To the Inept
Some people emerge into adulthood as fully formed human beings, confident and able. These are people with clear visions of themselves, people who stride into the world with strong handshakes and winning smiles. I was not one of those people. As I entered adulthood, I had some vague idea about the kind of person I would like to become, but my expectations for myself never quite aligned with the reality I lived, the way a door sometimes hangs badly off its hinges.
In my head, I was a suave, debonair man about town, slayer of womanly hearts. In reality, I was a zitty, awkward introvert and a bad kisser who spent most nights alone in his apartment eating Buffalo chicken wings out of a cardboard box. Then one day I found myself living in the suburbs with a wife and two kids, utterly bewildered as to how I found myself in the circumstances of my own life.
So I wrote a book to figure out how I got here and what to do about it.
The book is called You’re Not Doing It Right, which is a sentence my wife said to me the first time I ever smoked pot, but which I think pretty much describes how I have felt about myself my entire life.
I suspect there are many people out who feel as I used to, that everybody else has their shit figured out, that they are the only ones muddling through life with this intense feeling of incompetence, that any successes that have are accidental and any failures deserved.
But the older I get, the more I realize people like me, the befuddled and inept, are actually the majority. We’re like a massive army of morons. None of us has any idea what we are doing. Yet somehow we remain upright. Somehow we manage to tie our shoes and feed ourselves. Some of us find love. Some of us make babies, and sometimes it’s even on purpose.
And sometimes we fuck it all up.
If writing this book taught me anything, it’s that I cannot figure anything out.

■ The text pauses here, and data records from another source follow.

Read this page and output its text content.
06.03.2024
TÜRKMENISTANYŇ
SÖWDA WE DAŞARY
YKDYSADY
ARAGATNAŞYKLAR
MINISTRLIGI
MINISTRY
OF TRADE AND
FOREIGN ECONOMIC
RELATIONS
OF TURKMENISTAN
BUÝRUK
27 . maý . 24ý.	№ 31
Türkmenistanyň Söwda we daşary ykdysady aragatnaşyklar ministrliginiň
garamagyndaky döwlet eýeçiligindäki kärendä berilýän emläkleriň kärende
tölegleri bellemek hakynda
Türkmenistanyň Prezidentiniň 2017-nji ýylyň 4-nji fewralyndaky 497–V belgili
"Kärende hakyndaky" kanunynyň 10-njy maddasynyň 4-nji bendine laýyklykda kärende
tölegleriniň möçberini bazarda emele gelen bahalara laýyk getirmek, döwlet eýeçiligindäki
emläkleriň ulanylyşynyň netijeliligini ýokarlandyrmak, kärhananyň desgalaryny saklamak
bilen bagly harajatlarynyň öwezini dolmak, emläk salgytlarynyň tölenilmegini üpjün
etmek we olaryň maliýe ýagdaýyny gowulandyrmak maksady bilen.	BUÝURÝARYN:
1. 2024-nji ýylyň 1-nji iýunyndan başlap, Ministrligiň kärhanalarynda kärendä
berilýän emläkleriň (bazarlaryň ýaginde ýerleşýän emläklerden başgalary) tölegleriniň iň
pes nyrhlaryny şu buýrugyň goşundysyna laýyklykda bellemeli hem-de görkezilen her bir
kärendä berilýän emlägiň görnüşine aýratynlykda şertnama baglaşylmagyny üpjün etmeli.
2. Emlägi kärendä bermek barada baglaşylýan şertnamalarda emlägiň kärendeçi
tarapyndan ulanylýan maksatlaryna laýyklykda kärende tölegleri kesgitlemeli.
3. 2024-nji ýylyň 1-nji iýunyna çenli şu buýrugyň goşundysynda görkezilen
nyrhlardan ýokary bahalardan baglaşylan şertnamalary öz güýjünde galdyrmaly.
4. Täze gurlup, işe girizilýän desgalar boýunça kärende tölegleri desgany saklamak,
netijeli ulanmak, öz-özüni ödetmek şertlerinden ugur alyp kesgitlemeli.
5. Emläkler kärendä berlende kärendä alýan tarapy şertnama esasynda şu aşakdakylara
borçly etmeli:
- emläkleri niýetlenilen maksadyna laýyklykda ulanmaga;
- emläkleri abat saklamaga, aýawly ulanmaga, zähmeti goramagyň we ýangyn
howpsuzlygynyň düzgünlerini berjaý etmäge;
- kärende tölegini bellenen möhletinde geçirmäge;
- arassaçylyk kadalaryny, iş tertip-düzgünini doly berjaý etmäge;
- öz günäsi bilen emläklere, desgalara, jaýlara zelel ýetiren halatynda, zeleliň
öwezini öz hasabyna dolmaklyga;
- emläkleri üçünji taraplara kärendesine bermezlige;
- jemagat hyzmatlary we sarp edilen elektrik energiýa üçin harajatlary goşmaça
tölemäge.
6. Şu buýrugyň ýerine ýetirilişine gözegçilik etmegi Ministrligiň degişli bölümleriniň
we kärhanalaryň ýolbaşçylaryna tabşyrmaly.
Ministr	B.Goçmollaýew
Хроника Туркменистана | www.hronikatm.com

Not personally and not professionally. The plans that I make inevitably go awry, the choices I make almost always seem incorrect, and yet somehow here I am, forty years old and happy. Of course, I take a lot of pills, but still.
You’re Not Doing It Right will probably not grant you any wisdom. It will solve none of your problems. It will not give you washboard abs. But if you get anything out of it, I hope it’s this: we are all colossal fuck-ups, every single one of us, and if, by some reason, you are one of the happy few who never takes a false step and always knows exactly what is just around every corner, you’re doing it wrong.